Heat Acclimatization

Heat Acclimatization

National Athletic Trainers’ Association Pre-Season Heat Acclimatization Guidelines for Secondary School Athletics

DEFINITIONS

Before participating in the preseasonpractice period, all student-athletes should undergo a pre-participation medical examination administered by a physician (MD or DO) or as required/approved by state law. The examination can identify predisposing factors related to a number of safety concerns, including the identification of youths at particular risk for exertional heat illness.

The heat-acclimatization period is defined as the initial 14 consecutive days of preseason practice for all student-athletes. The goal of the acclimatization period is to enhance exercise heat tolerance and the ability to exercise safely and effectively in warm to hot conditions. This period should begin on the first day of practice or conditioning before the regular season. Any practices or conditioning conducted before this time should not be considered a part of the heat-acclimatization period. Regardless of the conditioning program and conditioning status leading up to the first formal practice, all student-athletes (including those who arrive at preseason practice after the first day of practice) should follow the 14-day heat-acclimatization plan. During the preseason heat acclimatization period, if practice occurs on 6 consecutive days, student-athletes should have 1 day of complete rest (no conditioning, walk-throughs, practices, etc).

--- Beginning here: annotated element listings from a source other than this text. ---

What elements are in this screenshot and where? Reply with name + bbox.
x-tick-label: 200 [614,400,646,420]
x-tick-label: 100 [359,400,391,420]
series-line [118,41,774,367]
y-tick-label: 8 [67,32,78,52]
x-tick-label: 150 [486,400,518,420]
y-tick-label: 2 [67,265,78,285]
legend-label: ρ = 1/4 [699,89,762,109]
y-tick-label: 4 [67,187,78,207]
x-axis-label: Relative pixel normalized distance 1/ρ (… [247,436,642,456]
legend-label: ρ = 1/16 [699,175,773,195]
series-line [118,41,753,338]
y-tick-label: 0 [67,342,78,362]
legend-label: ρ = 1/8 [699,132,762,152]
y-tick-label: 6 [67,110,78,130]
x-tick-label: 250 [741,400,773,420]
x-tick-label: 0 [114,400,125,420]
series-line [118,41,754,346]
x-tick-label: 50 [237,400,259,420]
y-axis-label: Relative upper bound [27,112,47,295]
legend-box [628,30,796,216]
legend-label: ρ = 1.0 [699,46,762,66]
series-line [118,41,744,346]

Days on which athletes do not practice due to a scheduled rest day, injury, or illness do not count toward the heat-acclimatization period. For example, an athlete who sits out the third and fourth days of practice during this time (eg, Wednesday and Thursday) will resume practice as if on day 3 of the heat-acclimatization period when returning to play on Friday.

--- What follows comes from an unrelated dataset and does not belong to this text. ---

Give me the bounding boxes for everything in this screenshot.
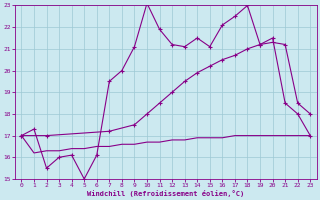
X-axis label: Windchill (Refroidissement éolien,°C): Windchill (Refroidissement éolien,°C) bbox=[87, 190, 244, 197]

A practice is defined as the period of time a participant engages in a coach-supervised, school-approved, sport- or conditioning-related physical activity. Each individual practice should last no more than 3 hours. Warm-up, stretching, and cool-down activities are included as part of the 3-hour practice time. Regardless of ambient temperature conditions, all conditioning and weight-room activities should be considered part of practice.

A walk-through is defined as a teaching opportunity with the athletes not wearing protective equipment (eg, helmets, shoulder pads, catcher’s gear, shin guards) or using other sport-related equipment (eg, footballs, lacrosse sticks, blocking sleds, pitching machines, soccer balls, marker cones). The walk-through is not part of the 3-hour practice period, can last no more than 1 hour per day, and does not include conditioning or weight-room activities.

A recovery period is defined as the time between the end of 1 practice or walk-through and the beginning of the next practice or walk-through. During this time, athletes should rest in a cool environment, with no sport- or conditioning-related activity permitted (eg, speed or agility drills, strength training, conditioning, or walk-through). Treatment with the athletic trainer is permissible.

RECOMMENDATIONS FOR THE 14-DAY HEAT ACCLIMATIZATION PERIOD

Core Principles:

1. Days 1 through 5 of the heat-acclimatization period consist of the first 5 days of formal practice. During this time, athletes may not participate in more than 1 practice per day.

2. If a practice is interrupted by inclement weather or heat restrictions, the practice should recommence once conditions are deemed safe. Total practice time should not exceed 3 hours in any 1 day.

3. A 1-hour maximum walk-through is permitted during days 1–5 of the heat-acclimatization period. However, a 3-hour recovery period should be inserted between the practice and walk-through (or vice versa).

4. During days 1–2 of the heat-acclimatization period, in sports requiring helmets or shoulder pads, a helmet should be the only protective equipment permitted (goalies, as in the case of field hockey and related sports, should not wear full protective gear or perform activities that would require protective equipment). During days 3–5, only helmets and shoulder pads should be worn. Beginning on day 6, all protective equipment may be worn and full contact may begin.

A. Football only: On days 3–5, contact with blocking sleds and tackling dummies may be initiated.

B. Full-contact sports: 100% live contact drills should begin no earlier than day 6.

5. Beginning no earlier than day 6 and continuing through day 14, double-practice days must be followed by a single-practice day. On single-practice days, 1 walk-through is permitted, separated from the practice by at least 3 hours of continuous rest. When a double practice day is followed by a rest day, another double practice day is permitted after the rest day.

6. On a double-practice day, neither practice should exceed 3 hours in duration, and student-athletes should not participate in more than 5 total hours of practice. Warm-up, stretching, cool-down, walk-through, conditioning, and weight-room activities are included as part of the practice time. The 2 practices should be separated by at least 3 continuous hours in a cool environment.

7. Because the risk of exertional heat illnesses during the preseason heat-acclimatization period is high, we strongly recommend that an athletic trainer be on site before, during, and after all practices.